Je pense que ce sont tous ces facteurs dont il faut tenir compte et c'est ce qui nous a amenés à suggérer les éléments suivants: Le projet de loi 126 maintient la loi des décrets de convention collective et les décrets. Evidemment, nous appuyons ce principe. Nous croyons aussi que dans les secteurs industriels, et particulièrement dans l'industrie de l'automobile où le dynamisme des parties traitantes est important, les conditions de travail sont généralement supérieures aux normes minimales imposées par le projet de loi et les comités paritaires jouent un rôle diversifié. Le législateur devrait maintenir la formule actuelle et encourager son évolution.

A cet effet, il y a deux recommandations principales, les autres s'y greffant. Si vous me le permettez, voici ce que l'on suggère: D'abord amender l'article 92 de façon que si une norme de travail est supérieure à celle d'un décret ou qu'elle n'apparaît pas dans un tel décret, qu'elle soit incluse de droit dans ce décret. C'est un peu ce qu'on a actuellement dans l'industrie de l'automobile.

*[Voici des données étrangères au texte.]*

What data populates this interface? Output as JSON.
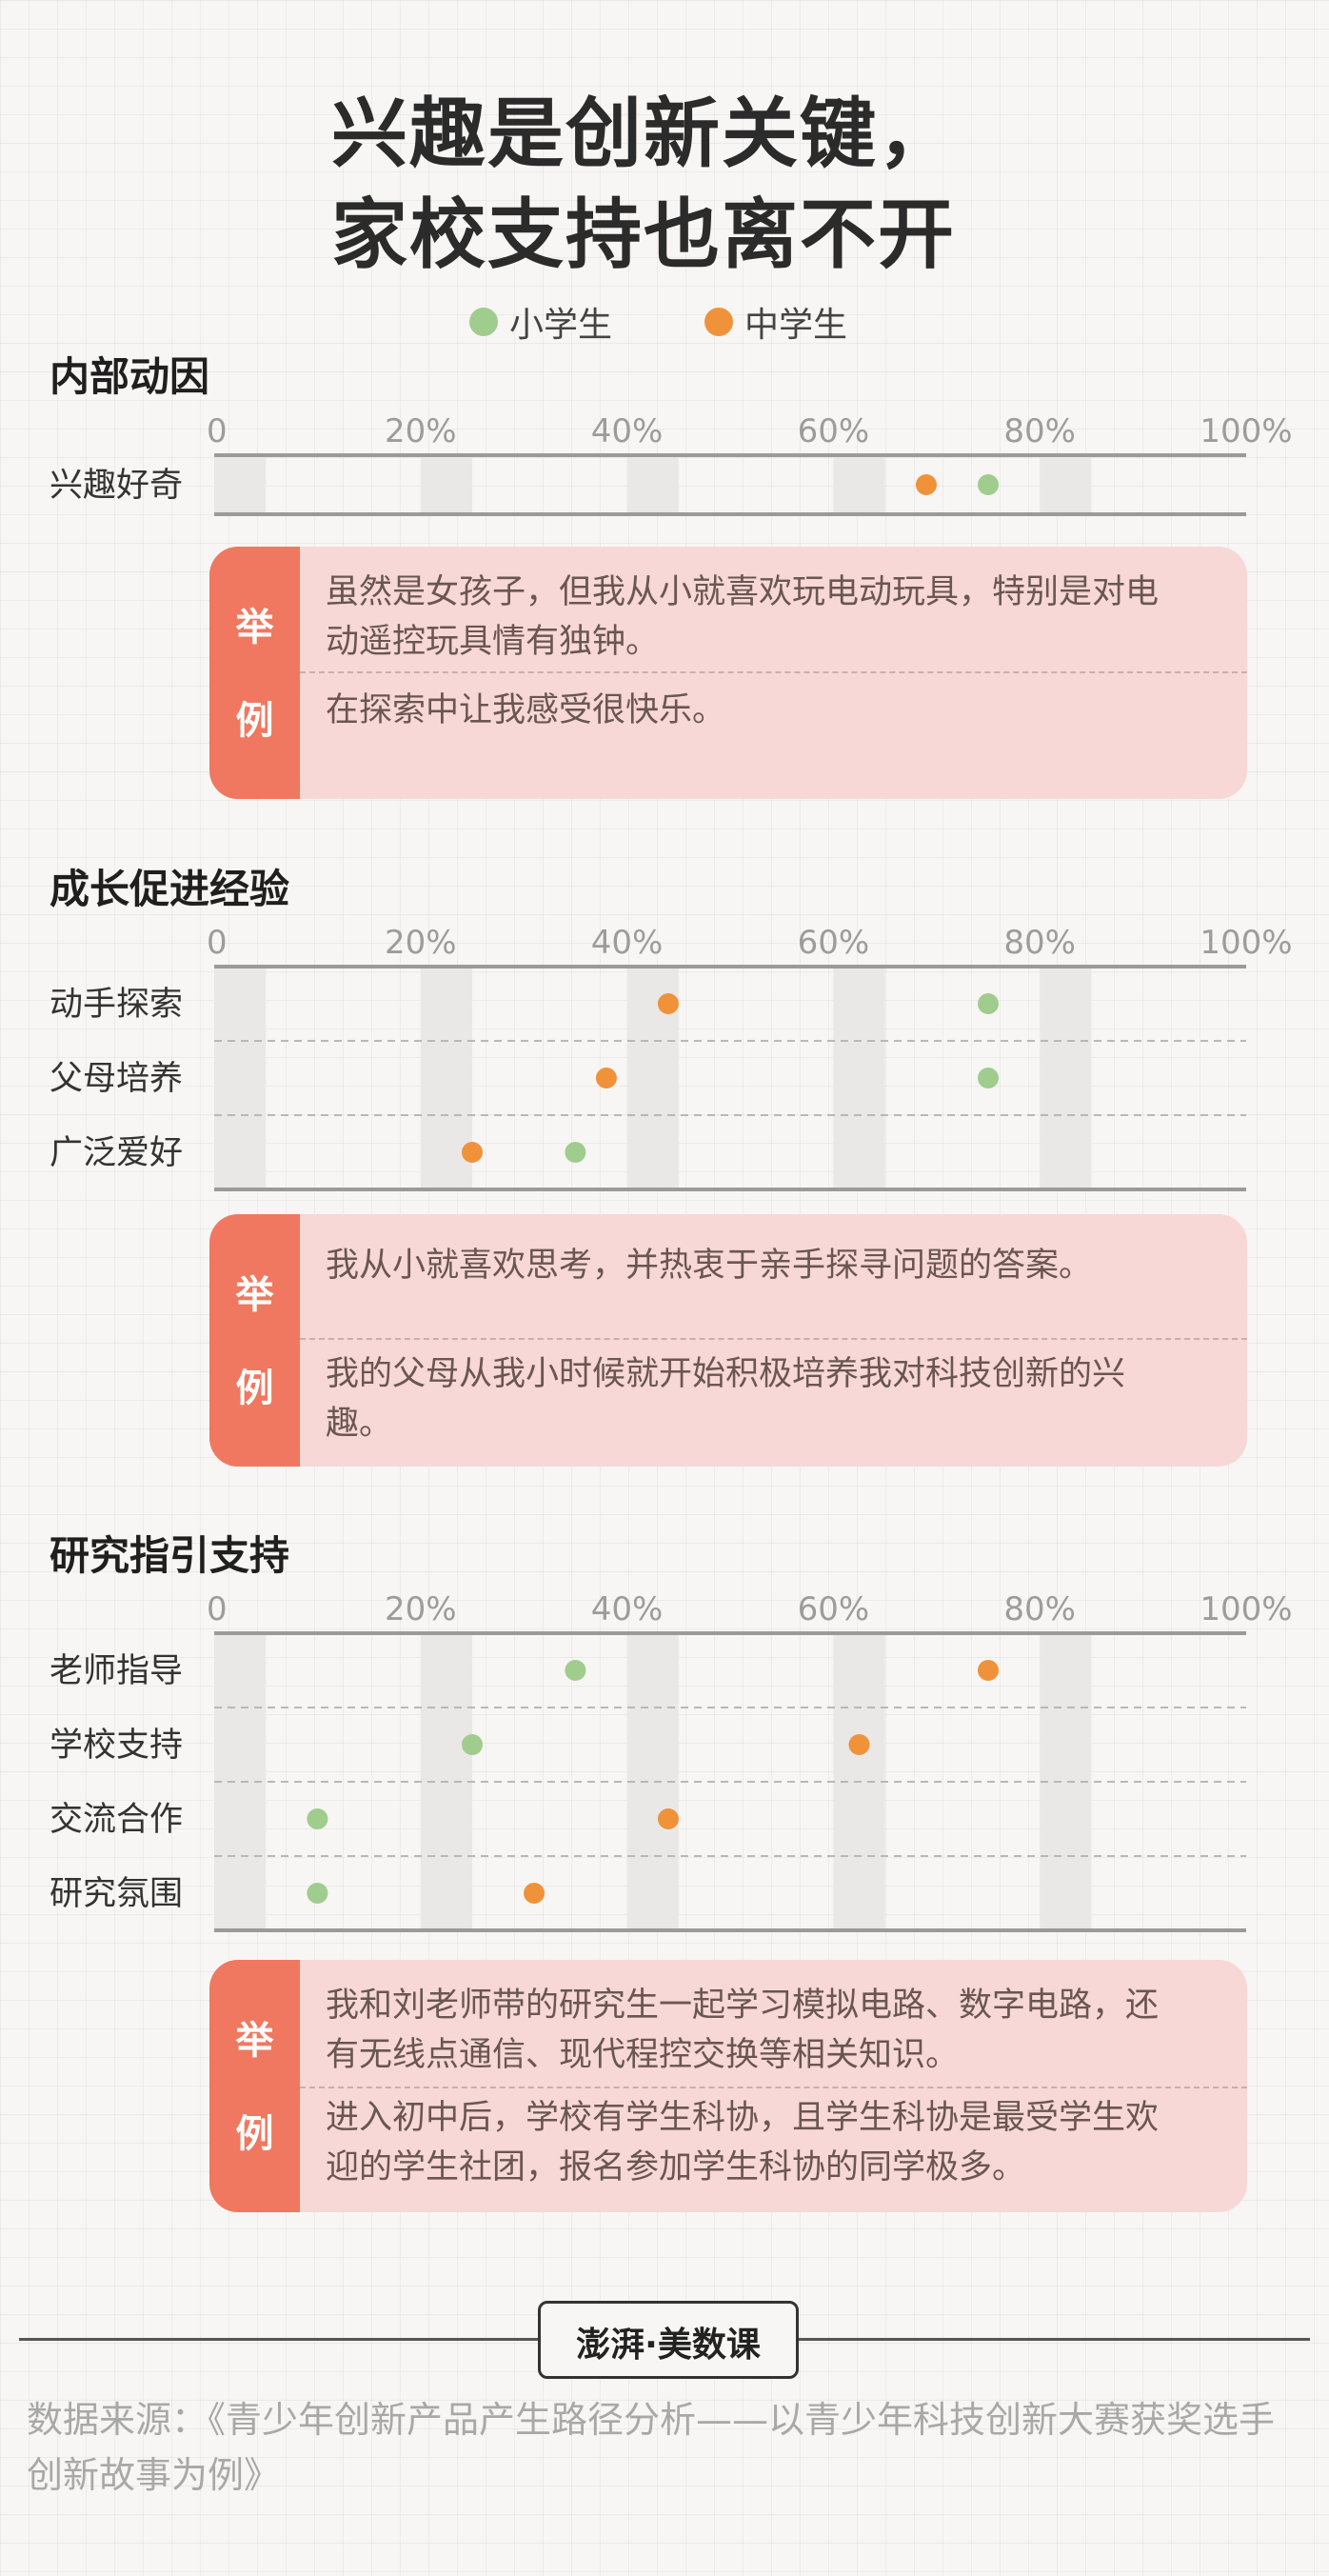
{
  "title": {
    "line1": "兴趣是创新关键，",
    "line2": "家校支持也离不开"
  },
  "legend": [
    {
      "label": "小学生",
      "color": "#a0cc8e"
    },
    {
      "label": "中学生",
      "color": "#f0923a"
    }
  ],
  "chart_data": [
    {
      "type": "scatter",
      "title": "内部动因",
      "x_ticks": [
        "0",
        "20%",
        "40%",
        "60%",
        "80%",
        "100%"
      ],
      "xlim": [
        0,
        100
      ],
      "categories": [
        "兴趣好奇"
      ],
      "series": [
        {
          "name": "小学生",
          "values": [
            75
          ]
        },
        {
          "name": "中学生",
          "values": [
            69
          ]
        }
      ]
    },
    {
      "type": "scatter",
      "title": "成长促进经验",
      "x_ticks": [
        "0",
        "20%",
        "40%",
        "60%",
        "80%",
        "100%"
      ],
      "xlim": [
        0,
        100
      ],
      "categories": [
        "动手探索",
        "父母培养",
        "广泛爱好"
      ],
      "series": [
        {
          "name": "小学生",
          "values": [
            75,
            75,
            35
          ]
        },
        {
          "name": "中学生",
          "values": [
            44,
            38,
            25
          ]
        }
      ]
    },
    {
      "type": "scatter",
      "title": "研究指引支持",
      "x_ticks": [
        "0",
        "20%",
        "40%",
        "60%",
        "80%",
        "100%"
      ],
      "xlim": [
        0,
        100
      ],
      "categories": [
        "老师指导",
        "学校支持",
        "交流合作",
        "研究氛围"
      ],
      "series": [
        {
          "name": "小学生",
          "values": [
            35,
            25,
            10,
            10
          ]
        },
        {
          "name": "中学生",
          "values": [
            75,
            62.5,
            44,
            31
          ]
        }
      ]
    }
  ],
  "examples": [
    {
      "tag": [
        "举",
        "例"
      ],
      "quotes": [
        "虽然是女孩子，但我从小就喜欢玩电动玩具，特别是对电动遥控玩具情有独钟。",
        "在探索中让我感受很快乐。"
      ]
    },
    {
      "tag": [
        "举",
        "例"
      ],
      "quotes": [
        "我从小就喜欢思考，并热衷于亲手探寻问题的答案。",
        "我的父母从我小时候就开始积极培养我对科技创新的兴趣。"
      ]
    },
    {
      "tag": [
        "举",
        "例"
      ],
      "quotes": [
        "我和刘老师带的研究生一起学习模拟电路、数字电路，还有无线点通信、现代程控交换等相关知识。",
        "进入初中后，学校有学生科协，且学生科协是最受学生欢迎的学生社团，报名参加学生科协的同学极多。"
      ]
    }
  ],
  "footer": {
    "logo": "澎湃·美数课",
    "source": "数据来源：《青少年创新产品产生路径分析——以青少年科技创新大赛获奖选手创新故事为例》"
  }
}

Il y a une disposition pour que, malgré toute

autre disposition de la présente section, l'employeur accorde à tout salarié des conditions au moins égales à celles prévues dans l'ordonnance no 3 de la Commission du salaire minimum. De fait, c'est ce qu'on a actuellement pour éviter ce double champ de juridiction dans le secteur industriel concerné. Si cela ne fonctionne pas et si un décret n'est pas capable d'être au-dessus des normes minimales, pourquoi le faire sauter? C'est évident que le lieutenant-gouverneur en conseil a les pouvoirs, actuellement, s'il juge qu'un décret ne joue plus son rôle, pour quelque motif que ce soit, ou bien parce qu'il est généralement inférieur aux normes minimales, il a dans la Loi des décrets le pouvoir de l'abroger unilatéralement.

Deuxième conclusion majeure, je pense qu'on devrait penser à amender concurremment la Loi des décrets de convention collective afin d'y inclure les instruments de protection inclus dans le projet de loi 126 et de ne pas créer deux modes inégaux de protection. Les autres conclusions, vous les verrez. Je pense qu'elles découlent de ces conclusions principales. C'est là, en fait, la teneur de notre mémoire. Je vous remercie.

Je pense qu'on va procéder à la période des questions. Alors, jusqu'à maintenant, comme je vous le dis, ce mémoire a été fait par consensus. C'est un peu ce qui se passe au niveau de l'industrie automobile, c'est un consensus qui s'est développé, c'est de la concertation qui s'est faite. Pour la période de questions, je vais passer la balle assez souvent aux autres, ne sachant pas si je vais être en mesure de maintenir ce consensus tout au long parce qu'il y a des parties patronales et des parties syndicales ici. Je vous remercie.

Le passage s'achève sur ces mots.